Adjoint gradient calculation
Contents
Adjoint gradient calculation#
Run this notebook in your browser using Binder.
This demo will get one started performing gradient-based optimization of a photonic device using the adjoint method. The adjoint method offers an efficient way to compute gradients with respect to any number of design parameters using only two simulations.
The goal of this notebook is to show how to compute this gradient by wrapping Tidy3d. The approach shown here can be used to implement a gradient-based optimization, which will be elucidated in future tutorials.
In the future, Tidy3d will provide a higher-level API for implementing gradient calculations based on this method. For more details, this paper provides an overview of the derivation of the adjoint method in FDTD (arxiv preprint).
[1]:
import numpy as np
import matplotlib.pylab as plt
import tidy3d as td
import tidy3d.web as web
Overview#
We will look at the transmission of light through 4 dieletric td.Box()
objects in the x-y plane.
There is a waveguide extending through the x axis.
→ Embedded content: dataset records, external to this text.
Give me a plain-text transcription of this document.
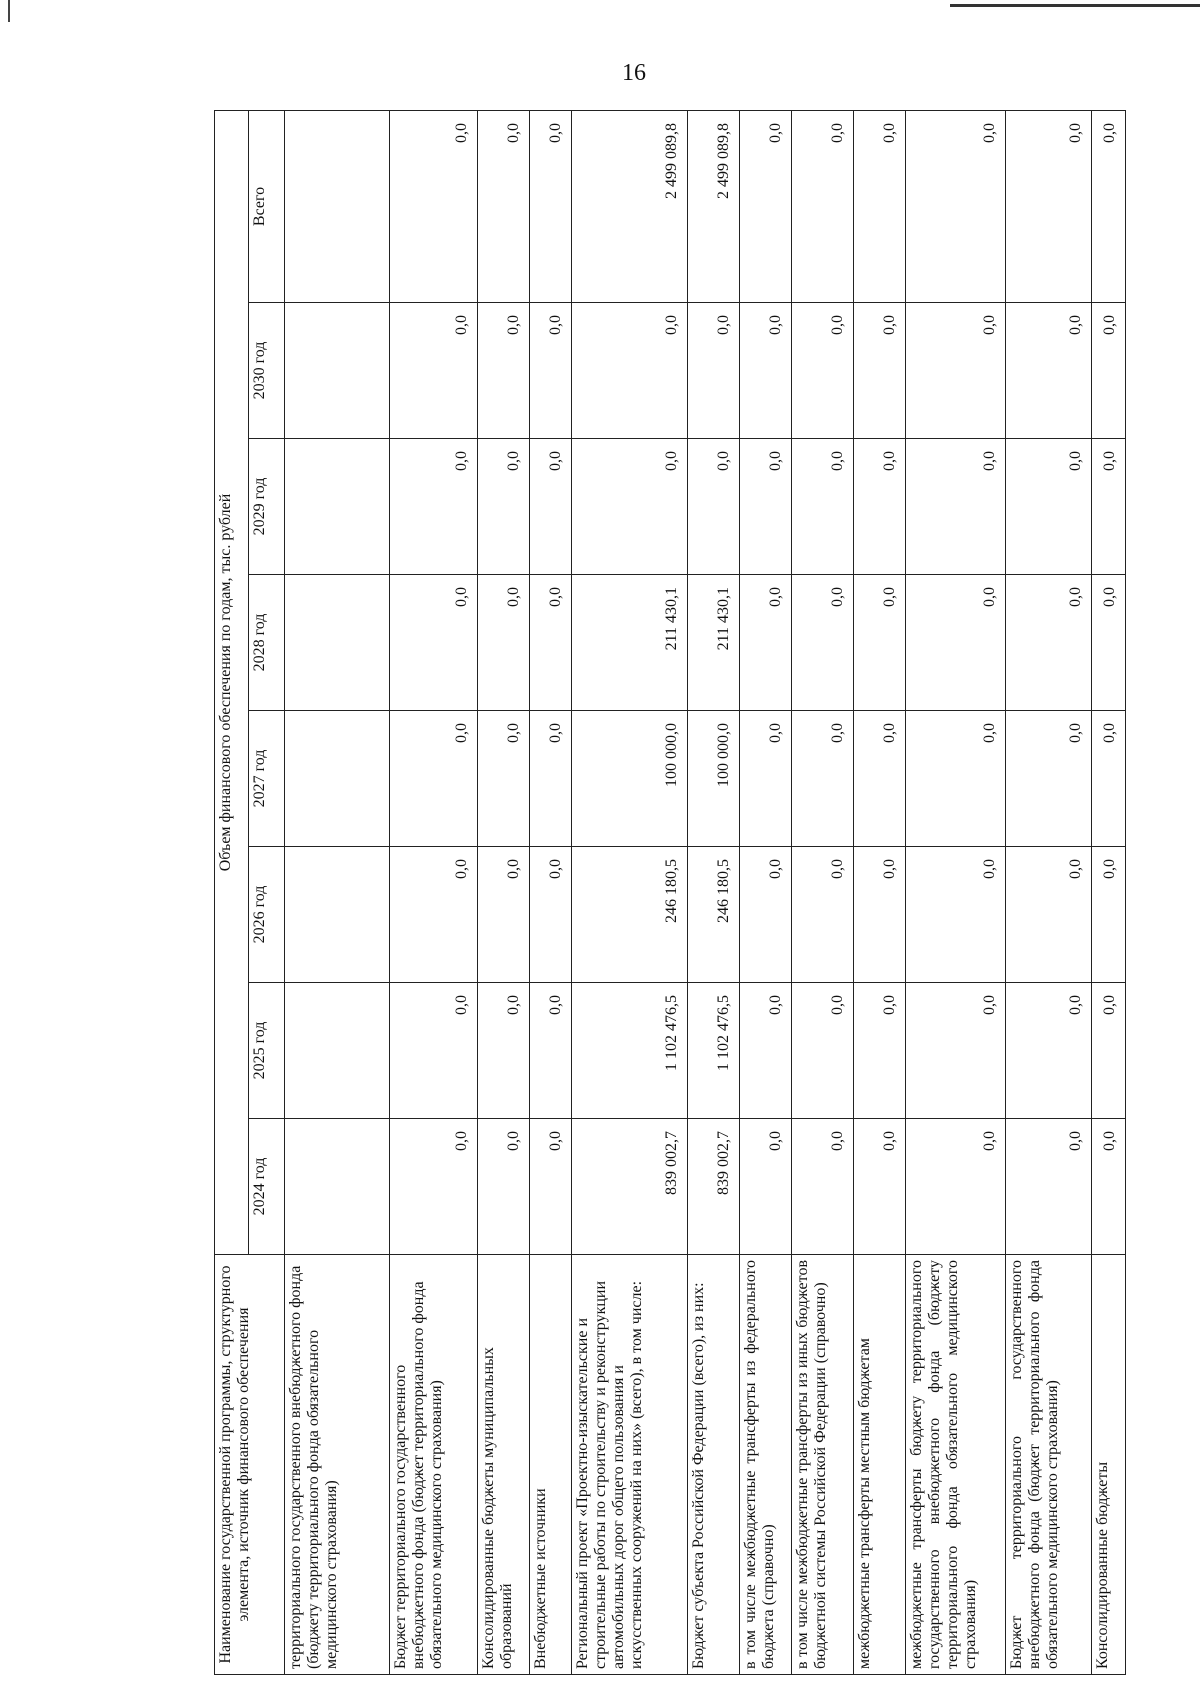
16
Наименование государственной программы, структурного элемента, источник финансового обеспечения	Объем финансового обеспечения по годам, тыс. рублей							
	2024 год	2025 год	2026 год	2027 год	2028 год	2029 год	2030 год	Всего
территориального государственного внебюджетного фонда (бюджету территориального фонда обязательного медицинского страхования)								
Бюджет территориального государственного внебюджетного фонда (бюджет территориального фонда обязательного медицинского страхования)	0,0	0,0	0,0	0,0	0,0	0,0	0,0	0,0
Консолидированные бюджеты муниципальных образований	0,0	0,0	0,0	0,0	0,0	0,0	0,0	0,0
Внебюджетные источники	0,0	0,0	0,0	0,0	0,0	0,0	0,0	0,0
Региональный проект «Проектно-изыскательские и строительные работы по строительству и реконструкции автомобильных дорог общего пользования и искусственных сооружений на них» (всего), в том числе:	839 002,7	1 102 476,5	246 180,5	100 000,0	211 430,1	0,0	0,0	2 499 089,8
Бюджет субъекта Российской Федерации (всего), из них:	839 002,7	1 102 476,5	246 180,5	100 000,0	211 430,1	0,0	0,0	2 499 089,8
в том числе межбюджетные трансферты из федерального бюджета (справочно)	0,0	0,0	0,0	0,0	0,0	0,0	0,0	0,0
в том числе межбюджетные трансферты из иных бюджетов бюджетной системы Российской Федерации (справочно)	0,0	0,0	0,0	0,0	0,0	0,0	0,0	0,0
межбюджетные трансферты местным бюджетам	0,0	0,0	0,0	0,0	0,0	0,0	0,0	0,0
межбюджетные трансферты бюджету территориального государственного внебюджетного фонда (бюджету территориального фонда обязательного медицинского страхования)	0,0	0,0	0,0	0,0	0,0	0,0	0,0	0,0
Бюджет территориального государственного внебюджетного фонда (бюджет территориального фонда обязательного медицинского страхования)	0,0	0,0	0,0	0,0	0,0	0,0	0,0	0,0
Консолидированные бюджеты	0,0	0,0	0,0	0,0	0,0	0,0	0,0	0,0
On one side of the boxes is a modal source and on the other is a modal monitor.
We will measure the mode amplitudes at the mode monitor and compute the total power transmitted, which will server as our objective function.
Then, we will set up an adjoint simulation where several modal sources are located at the measurement position and the phase and amplitude of each of the soucess is dependent on the measured amplitudes.
With both the original (forward) and adjoint simulation fields, we can compute the gradient of the measured intensity with respect to the permittivity of each box by summing the product of the electric fields over each of the box volumes.
Then, we will compute this gradient through a brute force perturbation of each of the box permittivity values, showing that the two gradients match with good accuracy.
Parameters#
First, let’s set up some of the parameters of the system.
[2]:
# wavelength and frequency
wavelength = 1.0
freq0 = td.C_0 / wavelength
# resolution control
dl = 0.02
# space between boxes and PML
buffer = 1.5 * wavelength
# initial size of boxes and waveguide
lx0, ly0, lz0 = 1., 1., 8 * dl
wg_width = .7
# position of source and monitor (constant for all)
source_x = -lx0 - 1
meas_x = lx0 + 1
# total size
Lx = 2 * lx0 + 2 * buffer
Ly = 2 * ly0 + 2 * buffer
Lz = lz0 + 2 * buffer
# simulation parameters
subpixel = False
boundary_spec = td.BoundarySpec.all_sides(boundary=td.PML())
shutoff = 1e-8
courant = 0.9
# permittivity at each quadrant of box
quadrants = [x + y for x in "+-" for y in "+-"]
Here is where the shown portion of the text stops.